***
"Ayo kak Jin, kita berangkat sekarang. Chim tak sabar membeli hiasan untuk ulangtahun Chim besok."
"Aduh, iya Jimin. Sabar ya, kak Jin sedang memandikan Kookie. Aduh baby bunny jangan tumpahkan samponya lagi, kau kan sudah ku bilas tadi."keluh Jin sembari sibuk membersihkan buih sabun dari tubuh mungil nan montok bayi berumur 7 bulan yang kini terkekeh geli karena terkena cipratan air akibat ulahnya memukul air dibak mandinya, mengangkat si bungsu lalu membalutnya dengan handuk membuat si bayi gembul merengek tak terima karena kesenangannya diganggu membuatnya sigap menjejalkan botol dot berisi susu yang sudah ia siapkan sebelumnya dan membuatnya kembali tenang, duduk anteng diatas ranjang besar milik si sulung yang sibuk memilah baju dan menyiapkan beberapa perlengkapan bayi lainnya dan diekori bocah gembul berpipi bulat yang masih mencari perhatian.

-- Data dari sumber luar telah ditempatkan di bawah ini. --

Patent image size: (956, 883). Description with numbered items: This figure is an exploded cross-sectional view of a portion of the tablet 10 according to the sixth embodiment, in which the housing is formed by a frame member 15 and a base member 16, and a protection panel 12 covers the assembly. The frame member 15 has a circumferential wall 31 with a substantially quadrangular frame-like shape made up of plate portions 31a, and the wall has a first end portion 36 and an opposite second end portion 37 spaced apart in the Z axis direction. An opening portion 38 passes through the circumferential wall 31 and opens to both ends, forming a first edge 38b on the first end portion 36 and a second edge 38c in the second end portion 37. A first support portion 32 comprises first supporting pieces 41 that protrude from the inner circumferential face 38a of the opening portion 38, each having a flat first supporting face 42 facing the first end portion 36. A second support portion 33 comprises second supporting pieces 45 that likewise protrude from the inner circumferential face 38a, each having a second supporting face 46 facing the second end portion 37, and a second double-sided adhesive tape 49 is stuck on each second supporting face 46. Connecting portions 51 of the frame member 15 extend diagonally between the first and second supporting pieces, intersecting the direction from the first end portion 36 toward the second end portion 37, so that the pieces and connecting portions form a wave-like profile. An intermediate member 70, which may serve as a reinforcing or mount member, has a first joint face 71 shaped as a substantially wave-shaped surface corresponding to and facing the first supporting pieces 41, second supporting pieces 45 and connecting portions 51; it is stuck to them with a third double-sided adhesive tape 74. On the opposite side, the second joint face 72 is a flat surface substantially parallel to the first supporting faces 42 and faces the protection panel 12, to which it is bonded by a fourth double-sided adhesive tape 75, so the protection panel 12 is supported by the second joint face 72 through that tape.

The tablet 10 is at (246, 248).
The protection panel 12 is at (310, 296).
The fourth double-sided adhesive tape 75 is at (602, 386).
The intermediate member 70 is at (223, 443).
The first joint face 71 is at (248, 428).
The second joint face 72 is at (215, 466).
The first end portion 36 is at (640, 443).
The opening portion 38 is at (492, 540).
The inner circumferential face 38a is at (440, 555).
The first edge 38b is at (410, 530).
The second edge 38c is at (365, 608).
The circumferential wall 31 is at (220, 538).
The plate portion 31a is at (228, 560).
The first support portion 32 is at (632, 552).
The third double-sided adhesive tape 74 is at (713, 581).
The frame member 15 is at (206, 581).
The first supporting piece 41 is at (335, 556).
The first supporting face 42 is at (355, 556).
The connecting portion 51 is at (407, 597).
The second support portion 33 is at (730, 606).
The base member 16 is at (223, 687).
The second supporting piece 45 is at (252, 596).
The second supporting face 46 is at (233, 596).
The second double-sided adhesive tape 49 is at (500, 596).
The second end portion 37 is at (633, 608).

"Aish Jimin lebih baik kau bangunkan Tae dan menyuruhnya bersiap atau ingatkan si beruang kutub itu membuang sampah yang sudah menumpuk didapur atau ingatkan Joon untuk panaskan mobil---astaga, Kookie jangan kepinggir kasur! Aish dasar kelinci nakal."Jin bergegas menarik bagian belakang popok si bungsu yang mulai merangkak kepinggir kasur, berniat mengambil mainan bebeknya yang jatuh lalu memberi kecupan gemas dipipi bulat si montok. Jimin yang lelah karena diacuhkan berlalu keluar kamar menuju kamarnya, berjalan pelan kearah ranjang kembarannya yang masih terlelap tanpa berniat membangunkannya. Memangku pipi gembilnya dengan kedua tangan gemuknya membuat buntalan lemak itu seperti ingin tumpah kebawah, menggemaskan sekali.
"Eugh..."
"Ah, Tata akhirnya kau bangun. Kau disuruh bersiap karena kita akan kesupermarket, beli perlengkapan ulangahun kita yang ke-6. EH ? Tata kenapa ? KAKAAAAAK."teriak Jimin panik melihat wajah pucat kembarannya yang mulai mengerjapkan matanya yang terasa begitu berat, kepalanya berdenyut dengan suhu tubuh meningkat dan lubang hidungnya yang mampet membuatnya sedikit kesulitan untuk bernafas sejak semalam.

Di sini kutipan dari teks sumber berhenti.